Pre-seed funding for SiTration battery recycling technology
In the United States, MIT spin-off SiTration raised $2.35 million in pre-seed funding. This should allow the start-up to accelerate the development of its technology for recovering critical materials in the lithium-ion battery recycling process.
SiTration claims to have pioneered a new filtration membrane technology that can potentially eliminate the need for energy and resource-intensive chemical and thermal separation methods when recycling materials such as lithium, cobalt and nickel from used EV batteries.
The startup says its patented conductive membrane technology was developed through years of research and development at MIT. SiTration claims it can reduce the energy needed to extract materials by up to ten times. At the same time, the technology should enable a recovery efficiency of over 95%.
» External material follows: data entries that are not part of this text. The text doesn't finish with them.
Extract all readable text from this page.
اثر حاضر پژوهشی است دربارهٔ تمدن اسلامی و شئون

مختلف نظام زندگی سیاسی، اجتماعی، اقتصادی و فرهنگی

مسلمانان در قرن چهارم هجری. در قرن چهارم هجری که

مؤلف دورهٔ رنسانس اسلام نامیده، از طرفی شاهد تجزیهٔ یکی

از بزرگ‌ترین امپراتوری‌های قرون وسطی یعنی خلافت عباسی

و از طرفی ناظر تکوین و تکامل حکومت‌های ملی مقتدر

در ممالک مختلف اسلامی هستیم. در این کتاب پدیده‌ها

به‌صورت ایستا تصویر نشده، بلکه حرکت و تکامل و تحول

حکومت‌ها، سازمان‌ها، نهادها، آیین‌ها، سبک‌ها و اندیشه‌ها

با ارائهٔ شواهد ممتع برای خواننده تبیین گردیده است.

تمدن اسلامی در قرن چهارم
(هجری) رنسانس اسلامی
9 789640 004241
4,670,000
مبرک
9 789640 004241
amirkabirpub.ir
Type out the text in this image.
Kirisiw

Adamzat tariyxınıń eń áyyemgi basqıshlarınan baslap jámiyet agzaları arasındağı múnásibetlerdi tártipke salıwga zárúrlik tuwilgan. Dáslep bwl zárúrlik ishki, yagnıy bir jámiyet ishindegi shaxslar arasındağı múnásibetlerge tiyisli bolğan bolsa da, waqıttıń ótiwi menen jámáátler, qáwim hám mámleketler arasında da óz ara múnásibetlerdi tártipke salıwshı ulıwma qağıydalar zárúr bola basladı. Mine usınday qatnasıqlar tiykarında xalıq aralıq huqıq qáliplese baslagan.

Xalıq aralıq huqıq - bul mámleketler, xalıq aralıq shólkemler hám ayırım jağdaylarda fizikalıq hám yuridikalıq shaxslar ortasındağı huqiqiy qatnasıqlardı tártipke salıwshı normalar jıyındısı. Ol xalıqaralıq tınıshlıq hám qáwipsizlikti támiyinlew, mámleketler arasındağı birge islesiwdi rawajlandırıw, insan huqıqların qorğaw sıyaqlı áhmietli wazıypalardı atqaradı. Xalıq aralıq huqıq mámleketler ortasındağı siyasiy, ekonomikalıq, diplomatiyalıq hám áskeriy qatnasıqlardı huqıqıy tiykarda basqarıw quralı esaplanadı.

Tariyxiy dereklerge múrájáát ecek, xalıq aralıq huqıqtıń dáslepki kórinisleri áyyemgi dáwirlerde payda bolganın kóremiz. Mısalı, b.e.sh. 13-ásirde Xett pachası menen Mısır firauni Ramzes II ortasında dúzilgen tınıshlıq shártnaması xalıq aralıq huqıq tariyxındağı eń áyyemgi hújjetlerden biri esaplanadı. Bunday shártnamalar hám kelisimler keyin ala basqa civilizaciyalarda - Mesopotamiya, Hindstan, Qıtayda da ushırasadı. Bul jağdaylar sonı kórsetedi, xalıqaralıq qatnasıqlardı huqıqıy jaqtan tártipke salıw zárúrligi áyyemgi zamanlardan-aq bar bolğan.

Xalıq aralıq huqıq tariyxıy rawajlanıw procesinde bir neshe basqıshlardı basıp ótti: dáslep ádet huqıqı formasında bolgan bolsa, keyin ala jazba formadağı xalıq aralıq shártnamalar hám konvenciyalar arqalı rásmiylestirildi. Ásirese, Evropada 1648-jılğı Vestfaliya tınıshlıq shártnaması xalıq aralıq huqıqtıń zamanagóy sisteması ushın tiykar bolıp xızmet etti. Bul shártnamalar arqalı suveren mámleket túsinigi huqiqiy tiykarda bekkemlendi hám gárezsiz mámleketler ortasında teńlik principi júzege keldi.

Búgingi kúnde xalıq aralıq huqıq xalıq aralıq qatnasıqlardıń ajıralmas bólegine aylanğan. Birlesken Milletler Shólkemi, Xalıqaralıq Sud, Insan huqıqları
“By replacing the chemical and thermal separation methods used in battery recycling today with an electrified approach, SiTration enables ultra-efficient recovery of materials critical to a more sustainable future,” said Brendan Smith, co-founder and CEO of SiTration, who invented the technology during his doctoral research at MIT and launched SiTration as an Activate Fellow. “Our vision is to minimize impact and maximize circularity in the life cycle of critical materials such as lithium, cobalt and nickel. Our team couldn’t be more excited to partner with Azolla Ventures and E14 Fund to achieve this mission.
SiTration is still very young, having been spun off from MIT in 2020 by co-founders Brendan Smith and Jeffrey Grossman. General Partner of Azolla Ventures and SiTration Board Member Matthew Nordan notes that to meet the automaker’s existing electrification plans, lithium supply needs to be increased 15 times. He points out that even if a supply increased was not a requirement, car manufacturers are required by regulation to dispose of used batteries responsibly. “SiTration is poised to provide a cleaner, more efficient recycling technique that will unlock low-cost reuse of critical battery materials,” Nordan says.